OpsRamp, SAS, Virdee
From Varonis I went to OpsRamp as Head of Technical Support, where I built a global support team for their IT operations platform and set up a knowledge base that actually reduced case volume. Then a year at SAS managing enterprise accounts in their Managed Application Services group — big company, different pace, useful perspective.
Then Virdee, a hospitality tech startup. I built the entire Support & Delivery function in five months and took NPS from 20 to 62. Virdee was really the proof point for me: give me a blank slate and a problem, and I'll build the org to solve it.
Beeper & Automattic
I joined Beeper during the pandemic. Boy what a ride! Beeper is a unified messaging app (think one app for iMessage, WhatsApp, Telegram, Signal, Slack, and a bunch more). I built the support org, grew into Head of Customer Operations, and when Automattic acquired Beeper, I later moved into the General Manager role.
Now I run product, engineering, and operations. I work with our CEO Kishan on strategy, I manage a distributed team across multiple time zones, I measure product-market fit, and I built our internal operating cadence (what I call the "Operating System") to keep a remote-first org accountable and moving.
Outside work
I'm based in Knightdale, North Carolina, east of Raleigh. Married with two kids. I'm up by 6 AM most days.

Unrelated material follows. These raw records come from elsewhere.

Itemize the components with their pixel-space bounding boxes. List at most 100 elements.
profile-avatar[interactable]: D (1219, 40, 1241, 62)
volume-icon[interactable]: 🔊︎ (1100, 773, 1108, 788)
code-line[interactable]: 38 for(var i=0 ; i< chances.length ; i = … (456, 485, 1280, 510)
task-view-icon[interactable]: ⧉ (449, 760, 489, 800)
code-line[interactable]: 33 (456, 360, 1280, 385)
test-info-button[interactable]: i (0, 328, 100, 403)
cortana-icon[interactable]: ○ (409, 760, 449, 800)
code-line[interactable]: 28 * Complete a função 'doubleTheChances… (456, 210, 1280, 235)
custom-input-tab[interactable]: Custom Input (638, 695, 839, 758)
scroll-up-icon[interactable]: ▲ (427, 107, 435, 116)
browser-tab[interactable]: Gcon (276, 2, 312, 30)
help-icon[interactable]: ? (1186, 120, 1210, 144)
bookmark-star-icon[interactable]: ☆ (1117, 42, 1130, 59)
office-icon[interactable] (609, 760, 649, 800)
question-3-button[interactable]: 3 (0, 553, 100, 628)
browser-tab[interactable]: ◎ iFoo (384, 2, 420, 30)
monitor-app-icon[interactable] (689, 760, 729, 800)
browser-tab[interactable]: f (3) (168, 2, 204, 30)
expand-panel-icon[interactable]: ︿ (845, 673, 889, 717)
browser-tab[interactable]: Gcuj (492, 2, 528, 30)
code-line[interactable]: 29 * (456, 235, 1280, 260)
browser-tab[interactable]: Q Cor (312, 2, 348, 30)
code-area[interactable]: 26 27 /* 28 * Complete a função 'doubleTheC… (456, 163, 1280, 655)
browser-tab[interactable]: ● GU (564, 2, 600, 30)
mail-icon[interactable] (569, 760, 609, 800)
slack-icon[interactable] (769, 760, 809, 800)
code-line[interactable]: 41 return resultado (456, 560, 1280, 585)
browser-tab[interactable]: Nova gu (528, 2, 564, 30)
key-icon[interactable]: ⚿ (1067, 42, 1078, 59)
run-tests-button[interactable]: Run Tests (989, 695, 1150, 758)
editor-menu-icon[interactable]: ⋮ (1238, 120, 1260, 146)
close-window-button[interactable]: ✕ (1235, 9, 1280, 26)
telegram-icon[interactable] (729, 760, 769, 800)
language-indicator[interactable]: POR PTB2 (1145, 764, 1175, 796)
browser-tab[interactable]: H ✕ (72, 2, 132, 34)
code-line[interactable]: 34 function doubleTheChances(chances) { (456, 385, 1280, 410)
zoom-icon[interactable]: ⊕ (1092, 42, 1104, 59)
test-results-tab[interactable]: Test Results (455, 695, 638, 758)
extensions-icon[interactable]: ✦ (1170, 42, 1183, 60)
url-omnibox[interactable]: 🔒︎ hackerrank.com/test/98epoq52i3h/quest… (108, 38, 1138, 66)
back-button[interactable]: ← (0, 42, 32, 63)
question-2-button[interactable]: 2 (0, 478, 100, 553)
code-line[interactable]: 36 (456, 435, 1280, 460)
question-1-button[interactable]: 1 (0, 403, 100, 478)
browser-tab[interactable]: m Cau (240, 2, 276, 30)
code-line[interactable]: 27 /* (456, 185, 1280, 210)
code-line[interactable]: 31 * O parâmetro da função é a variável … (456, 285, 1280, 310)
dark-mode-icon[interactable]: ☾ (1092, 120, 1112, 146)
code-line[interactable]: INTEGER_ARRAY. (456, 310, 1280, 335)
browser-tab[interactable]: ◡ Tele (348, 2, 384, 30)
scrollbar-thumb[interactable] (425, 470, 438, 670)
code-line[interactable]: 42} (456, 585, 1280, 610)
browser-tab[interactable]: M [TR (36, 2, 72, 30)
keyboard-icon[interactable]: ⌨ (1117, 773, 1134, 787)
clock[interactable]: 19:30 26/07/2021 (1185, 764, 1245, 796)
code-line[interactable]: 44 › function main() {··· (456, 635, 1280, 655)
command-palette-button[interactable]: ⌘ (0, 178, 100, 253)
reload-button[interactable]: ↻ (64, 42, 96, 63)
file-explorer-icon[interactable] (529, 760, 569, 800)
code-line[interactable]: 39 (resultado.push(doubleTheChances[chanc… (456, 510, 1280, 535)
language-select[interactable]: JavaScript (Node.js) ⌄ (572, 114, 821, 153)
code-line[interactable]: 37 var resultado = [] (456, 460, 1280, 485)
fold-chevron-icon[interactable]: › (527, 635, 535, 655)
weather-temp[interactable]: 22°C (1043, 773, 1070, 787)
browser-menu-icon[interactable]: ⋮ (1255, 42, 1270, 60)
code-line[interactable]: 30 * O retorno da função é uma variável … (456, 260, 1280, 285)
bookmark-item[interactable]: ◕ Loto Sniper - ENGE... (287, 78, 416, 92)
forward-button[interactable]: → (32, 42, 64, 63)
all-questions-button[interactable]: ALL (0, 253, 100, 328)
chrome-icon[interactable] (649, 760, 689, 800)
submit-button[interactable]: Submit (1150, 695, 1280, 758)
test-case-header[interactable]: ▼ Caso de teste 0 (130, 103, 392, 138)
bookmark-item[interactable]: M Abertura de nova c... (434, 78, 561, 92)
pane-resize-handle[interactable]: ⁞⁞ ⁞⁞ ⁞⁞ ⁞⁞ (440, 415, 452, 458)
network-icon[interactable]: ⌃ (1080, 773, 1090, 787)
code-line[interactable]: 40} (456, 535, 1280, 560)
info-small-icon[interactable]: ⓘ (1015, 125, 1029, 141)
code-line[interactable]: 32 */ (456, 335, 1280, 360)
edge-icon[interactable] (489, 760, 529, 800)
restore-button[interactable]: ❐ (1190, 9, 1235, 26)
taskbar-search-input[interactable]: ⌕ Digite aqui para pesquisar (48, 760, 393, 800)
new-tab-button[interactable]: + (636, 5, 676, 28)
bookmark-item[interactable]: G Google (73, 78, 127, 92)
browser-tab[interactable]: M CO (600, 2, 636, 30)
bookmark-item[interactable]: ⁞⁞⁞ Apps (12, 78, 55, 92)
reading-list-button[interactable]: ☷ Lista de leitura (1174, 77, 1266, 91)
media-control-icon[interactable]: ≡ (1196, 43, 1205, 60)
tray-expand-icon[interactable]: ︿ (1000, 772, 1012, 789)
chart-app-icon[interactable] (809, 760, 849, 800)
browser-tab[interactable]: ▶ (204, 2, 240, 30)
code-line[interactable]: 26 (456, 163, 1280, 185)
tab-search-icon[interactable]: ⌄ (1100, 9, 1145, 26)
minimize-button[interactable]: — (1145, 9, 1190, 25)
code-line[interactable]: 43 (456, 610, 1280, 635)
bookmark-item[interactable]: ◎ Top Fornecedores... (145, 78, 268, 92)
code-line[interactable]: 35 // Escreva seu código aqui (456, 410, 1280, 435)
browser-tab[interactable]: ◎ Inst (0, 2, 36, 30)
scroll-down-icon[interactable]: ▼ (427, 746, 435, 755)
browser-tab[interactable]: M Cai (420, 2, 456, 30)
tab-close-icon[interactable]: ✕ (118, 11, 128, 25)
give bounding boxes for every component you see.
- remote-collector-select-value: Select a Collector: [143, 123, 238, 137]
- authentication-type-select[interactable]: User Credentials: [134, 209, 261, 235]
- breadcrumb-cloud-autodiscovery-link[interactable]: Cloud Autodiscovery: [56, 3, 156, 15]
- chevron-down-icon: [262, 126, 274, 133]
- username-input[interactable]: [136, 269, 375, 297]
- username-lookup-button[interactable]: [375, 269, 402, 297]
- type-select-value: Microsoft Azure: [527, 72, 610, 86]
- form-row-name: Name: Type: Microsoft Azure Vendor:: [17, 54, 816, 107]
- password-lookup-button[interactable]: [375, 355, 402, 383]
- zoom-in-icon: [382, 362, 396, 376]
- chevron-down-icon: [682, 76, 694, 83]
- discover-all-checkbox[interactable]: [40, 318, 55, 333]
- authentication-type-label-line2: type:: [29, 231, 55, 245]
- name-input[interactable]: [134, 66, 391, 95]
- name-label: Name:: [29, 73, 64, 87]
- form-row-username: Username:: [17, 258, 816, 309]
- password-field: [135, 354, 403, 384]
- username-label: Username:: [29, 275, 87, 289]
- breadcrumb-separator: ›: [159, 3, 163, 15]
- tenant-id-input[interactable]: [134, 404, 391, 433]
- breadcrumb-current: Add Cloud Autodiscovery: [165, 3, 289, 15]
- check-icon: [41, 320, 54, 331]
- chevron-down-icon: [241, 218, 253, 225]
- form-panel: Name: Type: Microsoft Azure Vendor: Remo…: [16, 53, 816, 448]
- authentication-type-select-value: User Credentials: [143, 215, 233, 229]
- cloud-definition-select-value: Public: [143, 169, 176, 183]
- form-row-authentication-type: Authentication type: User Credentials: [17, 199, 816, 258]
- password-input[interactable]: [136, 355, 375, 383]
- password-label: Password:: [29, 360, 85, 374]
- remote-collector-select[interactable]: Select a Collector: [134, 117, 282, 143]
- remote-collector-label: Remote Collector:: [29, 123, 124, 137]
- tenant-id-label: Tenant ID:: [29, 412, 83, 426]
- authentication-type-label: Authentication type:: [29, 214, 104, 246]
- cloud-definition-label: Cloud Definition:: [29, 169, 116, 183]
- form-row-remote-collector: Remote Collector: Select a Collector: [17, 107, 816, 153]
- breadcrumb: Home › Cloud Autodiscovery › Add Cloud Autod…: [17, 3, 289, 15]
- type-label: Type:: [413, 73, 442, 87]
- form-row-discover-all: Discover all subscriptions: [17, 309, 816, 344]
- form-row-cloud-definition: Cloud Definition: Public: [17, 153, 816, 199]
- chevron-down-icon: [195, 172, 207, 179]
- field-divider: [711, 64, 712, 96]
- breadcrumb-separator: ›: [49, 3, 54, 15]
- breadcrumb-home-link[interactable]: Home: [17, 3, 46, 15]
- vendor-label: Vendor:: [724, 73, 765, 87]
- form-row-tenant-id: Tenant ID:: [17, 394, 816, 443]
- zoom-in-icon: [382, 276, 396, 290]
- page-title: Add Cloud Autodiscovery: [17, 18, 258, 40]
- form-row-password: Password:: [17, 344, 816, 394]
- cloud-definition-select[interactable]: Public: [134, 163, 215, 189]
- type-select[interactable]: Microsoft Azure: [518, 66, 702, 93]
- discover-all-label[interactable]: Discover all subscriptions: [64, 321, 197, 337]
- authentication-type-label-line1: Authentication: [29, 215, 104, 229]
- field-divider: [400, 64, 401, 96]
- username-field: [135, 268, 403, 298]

I'm a tinkerer by nature. I solder. I 3D print. I model parts for things around the house that don't exist yet. I have one of those server rooms I always thought was for the extreme people that had too much free time, a Home Assistant setup running the house, solar panels on the roof, and a collection of Matter and Zigbee devices that I'm always adding to. If it can be built, configured, or automated, I'm probably already halfway through an endless project.
Side projects
Retrace is my indie macOS app. It records your screen continuously and lets you search back through everything using OCR. Basically, Time Machine for your screen. I build it solo. You should check it out: retracesteps.com
I'm also deep in the Apple ecosystem and macOS development more broadly. And the smart home stuff is its own ongoing project… getting Matter, Home Assistant, Zigbee sensors, energy monitoring, and solar tracking to all work together reliably is a real headache that I seem to keep wanting to go back to.